Kenya’s porn policing is waste of public resources

Posted on August 8, 2016 03:11 pm

Am a libertarian but i always support any initiative that protects under age from sexual materials of any kind but what I don’t give a backing is when the state decides to use national resources to police porn online.Its a mission in futility and waste of time.I have seen Kenya’s legislative provisions that when they come into force bans certain acts in online pornography, with the effect of bringing video on demand services like Netflix into line with the Kenya Film Classification Board R18 standard that applies to physical films and DVDs sold in shops.Proponents argue that all that has been done is to ensure that the same rules apply to the online and offline worlds, as the regulations only extend the law that already applied to physical copies of pornography to that delivered digitally. And while it might sound logical that the same laws that apply to both this is not always straightforward.For instance, transposing of offline laws to the digital world can sometimes result in unacceptable levels of intrusion into the right to free expression, far outweighing the benefits intended to be achieved by the law. The problem on this occasion, however, lies with the law regulating pornography itself.Kenya has always had a fairly rigid approach towards the control of pornography, with checks on content produced both within and outside the country. Adult pornography has been mainly regulated which prohibits the publication or distribution of obscene material, and other legislation prevent pornography deemed infringing entering Kenya from abroad.But the rise of the internet changed this situation substantially, as pornographic material made and hosted abroad under different jurisdictions suddenly became accessible in Kenya, fundamentally undermining the influence government had over controlling pornography within its borders.

This led to a rethink about new ways of retaining that control, the result of which has been a series of new laws, most notably the extreme pornography law that became a law in 2015 and which was used to ban the local version of Project X that was to be held earlier this year.This criminalised the possession of what it called extreme pornography, a first for adult pornography, as prior to this it was not an offence to merely possess adult pornography for private consumption. Included in this definition were a wide range of bondage and sado-masochistic events conducted between consenting parties. The pretext was to prevent harm, but there is no conclusive evidence of harm to justify its criminalisation.The possession offence for extreme pornography has been subject to a lot of criticism as being overly broad and infringing rights to free speech, privacy, thought and conscience, among others.
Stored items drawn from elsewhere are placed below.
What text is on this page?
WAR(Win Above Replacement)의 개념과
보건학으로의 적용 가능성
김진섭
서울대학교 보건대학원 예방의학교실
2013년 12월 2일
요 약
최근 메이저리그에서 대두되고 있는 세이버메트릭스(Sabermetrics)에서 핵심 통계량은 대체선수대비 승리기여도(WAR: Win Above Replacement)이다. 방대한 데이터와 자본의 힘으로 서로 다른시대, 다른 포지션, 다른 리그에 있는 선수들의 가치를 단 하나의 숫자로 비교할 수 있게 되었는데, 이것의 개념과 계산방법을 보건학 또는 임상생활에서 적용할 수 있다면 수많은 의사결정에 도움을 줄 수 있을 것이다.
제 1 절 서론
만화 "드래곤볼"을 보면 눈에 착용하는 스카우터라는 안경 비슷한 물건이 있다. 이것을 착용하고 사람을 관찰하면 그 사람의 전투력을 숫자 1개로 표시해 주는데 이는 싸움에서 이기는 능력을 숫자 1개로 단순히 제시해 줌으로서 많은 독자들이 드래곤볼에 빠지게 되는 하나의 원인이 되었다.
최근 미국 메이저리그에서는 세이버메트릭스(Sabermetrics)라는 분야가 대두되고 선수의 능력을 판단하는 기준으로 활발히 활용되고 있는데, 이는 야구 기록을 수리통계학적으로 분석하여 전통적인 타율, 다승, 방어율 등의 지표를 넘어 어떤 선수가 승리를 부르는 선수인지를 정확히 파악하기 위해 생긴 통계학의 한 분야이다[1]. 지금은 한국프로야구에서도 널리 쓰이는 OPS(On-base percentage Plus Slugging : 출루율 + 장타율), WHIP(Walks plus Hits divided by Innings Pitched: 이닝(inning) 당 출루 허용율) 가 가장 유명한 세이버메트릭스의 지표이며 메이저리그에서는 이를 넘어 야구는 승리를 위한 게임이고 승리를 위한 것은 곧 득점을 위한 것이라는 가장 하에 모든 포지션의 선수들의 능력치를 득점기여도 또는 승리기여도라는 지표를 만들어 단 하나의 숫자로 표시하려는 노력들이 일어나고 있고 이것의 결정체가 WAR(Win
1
The real intention was clear that if the Kenyan government cannot regulate the producer based outside Kenya, instead it targets the consumer in Kenya and so reasserts its control.It is worth noting that not all pornography is obscene and in my view is that the standard of obscenity is determined through a deprave and corrupt test. This is very much a subjective test and in fact a dynamic one too. Society’s perception of what is acceptable or obscene changes over time. Ultimately it’s a court and jury that decide whether any material is obscene or not. However, it appears from recent cases that the prosecution service’s understanding of obscene does not necessarily match the public’s perception. In several cases in Kenya, jury rejected the prosecution’s argument that for example the depiction of fisting and urination was obscene. The new regulations that gave Kenya Film Classification Board unparalleled powers have come into force, which apply only to those services regulated by the Communication Authority of Kenya, have made the situation even worse. These require that only sexual content that conforms to the Kenya Film Classification Board R18 classification can be made available through video on demand services like Netflix.

But the Kenya Film Classification Board guidelines dictate an even lower threshold than the guidelines under the obscene definition, meaning therefore that an even wider range of sexual activities will be banned.While some of these activities are illegal anyway through other legislation and should remain so, bestiality, necrophilia, child abuse imagery, it makes no sense for an act that is perfectly legal for consenting adults to perform to suddenly be deemed depraving, corrupting, and ultimately illegal just from being committed to video.The general tendency to demonise adult pornography in Kenya thanks to its neo colonial conservatism, mainstream sexual tastes is alarming and the country has World’s fourth highest HIV AIDs infection rates in the World.One wonders whether Kenyans have learnt any lessons from what happened in their western neighbour Uganda in early 1990s when the disease left millions without relatives.Clearly the Kenyan government has an interest to protect children, both in the context of child abuse images and also the separate issue of children accessing content that is inappropriate for them. However to control adult pornography in the guise of preventing harm in the absence of any evidence to support such claims, and in the process imposing a particular moral view on the public, must be challenged.In the age we live in, norms and morals are not prescribed from Kenya Film Classification Board but are influenced by a variety of factors, including those shaped in cyberspace. The law as a tool for controlling behaviour will lose its legitimacy and respect if it does not reflect the norms and values of those who are bound to obey it. It is about time Kenya Film Classification Board accept hardcore pornography is the new softcore and stop wasting public resources trying to moralise the society.